Я никоим образом не располагаю необходимыми качествами для оценки с точки зрения истории или теологии труда преподобного отца Конгара «Разобщенные христиане: Принципы католического экуменизма» (изд. du Cerf, 1937), посвященного проблеме экуменизма. Поэтому на следующих страницах буду воздерживаться от высказываний по этим дисциплинам, являющимся для меня чужими, оставляя возможность более компетентным лицам писать соответствующие комментарии или проявлять сдержанность. Отметив наиболее важное у данного автора, я бы хотел сделать здесь несколько замечаний философского порядка, способных облегчить понимание его позиции.
Отец Конгар начинает свою работу со сжатого перечня основных расхождений, возникших в лоне христианства, начиная с его возникновения. Он весомо замечает, что длительность наших расколов стала как бы «тяжким камнем, преграждающим путь в усыпальницу, в которой первыми разногласиями погребено единство». Что касается меня, то я ему глубоко благодарен за то, что он настаивает на двух существенных моментах.
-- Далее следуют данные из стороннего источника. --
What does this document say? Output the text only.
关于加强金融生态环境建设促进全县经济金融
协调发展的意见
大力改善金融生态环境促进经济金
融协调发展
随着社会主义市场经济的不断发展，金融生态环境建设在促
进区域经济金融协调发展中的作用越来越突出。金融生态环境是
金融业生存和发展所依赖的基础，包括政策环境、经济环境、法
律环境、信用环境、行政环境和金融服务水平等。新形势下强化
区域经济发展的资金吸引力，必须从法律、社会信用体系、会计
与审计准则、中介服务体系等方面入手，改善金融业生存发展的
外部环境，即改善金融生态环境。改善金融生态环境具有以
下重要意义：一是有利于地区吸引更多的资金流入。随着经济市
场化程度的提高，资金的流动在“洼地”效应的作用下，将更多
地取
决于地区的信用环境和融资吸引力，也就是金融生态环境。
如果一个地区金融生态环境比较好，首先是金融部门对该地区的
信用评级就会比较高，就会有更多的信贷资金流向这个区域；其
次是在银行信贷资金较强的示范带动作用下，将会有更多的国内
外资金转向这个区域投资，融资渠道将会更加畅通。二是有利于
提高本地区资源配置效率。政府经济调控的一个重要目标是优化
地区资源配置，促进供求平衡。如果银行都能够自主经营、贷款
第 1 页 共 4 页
Во-первых, вопреки тенденциозным или поверхностным толкованиям он напомнил, что «Реформация, в данных исторических условиях направленная против части этих условий и при содействии остальных, была существенным образом истинно религиозным движением, попыткой обновить религиозную жизнь благодаря возвращению к истокам». В начале этого движения речь шла о том, «чтобы по ту сторону понятий обрести нерушимую тайну, по ту сторону литературы наставлений — живое и текущее прямо из источника Евангелие, по ту сторону ханжеской практики, нередко сопровождаемой обманом и кривляньем (индульгенции), — простую, чистую, мужественную религию, а по ту сторону сословного духовенства со всей его иерархической лестницей остаться один на один с Богом в тайнике сознания». Вообще говоря, можно сказать, что у истоков больших расколов — тех, что наделены положительной духовной значимостью, — стоит обычно подлинное духовное чувство, а в том, что в нем имеется положительного и чистого, — подлинно католическое чувство. И если хотят беспристрастно оценить реформационные церкви, не прибегая к фальсифицирующей односторонности, то следует все это в полной мере признать.
Во-вторых, отец Конгар очень мужественно заметил, что если ересь для ортодоксальной теологии представляет собой возможность для прогресса в том смысле, что она вынуждает ее подчеркнуть и даже значительно углубить истину, то эта же самая ересь у тех, кто ее критикует,
150
рискует вызвать чересчур уж однобокий ход мысли. «Каждый раз, — говорит он, — как случается ошибка по тому или иному вопросу, организм Церкви напрягается, силы поляризуются, с тем чтобы оказать сопротивление злу. Перед лицом ложного утверждения, являющегося... преувеличением истины, укрепляется, уточняется верное утверждение: в большинстве случаев при этом догма не берется как целое, довольствуются лишь ее общим контуром, более точным выражением неузнанной или отрицаемой в заблуждении истины, так что сама ошибка, будучи всегда частичной, ведет к риску сделать частичной и саму противоположную ей догматическую истину». И вот один пример среди многих: «Разве консолидация сакраментальных реальностей, — говорит отец Конгар, — вокруг семи таинств, благоприятствующая предельному уточнению теолого-канонического порядка, не влечет к забвению священного характера всей Церкви, всей христианской жизни, угрожая символическому и литургическому ее измерению?» Речь здесь идет не о логическом следствии, но о психологическом эффекте, связанном, как это мне представляется, с самими условиями внимания, чрезмерно направляемого к угрожаемым зонам, — наподобие того, как концентрируется армия на особенно угрожаемом направлении.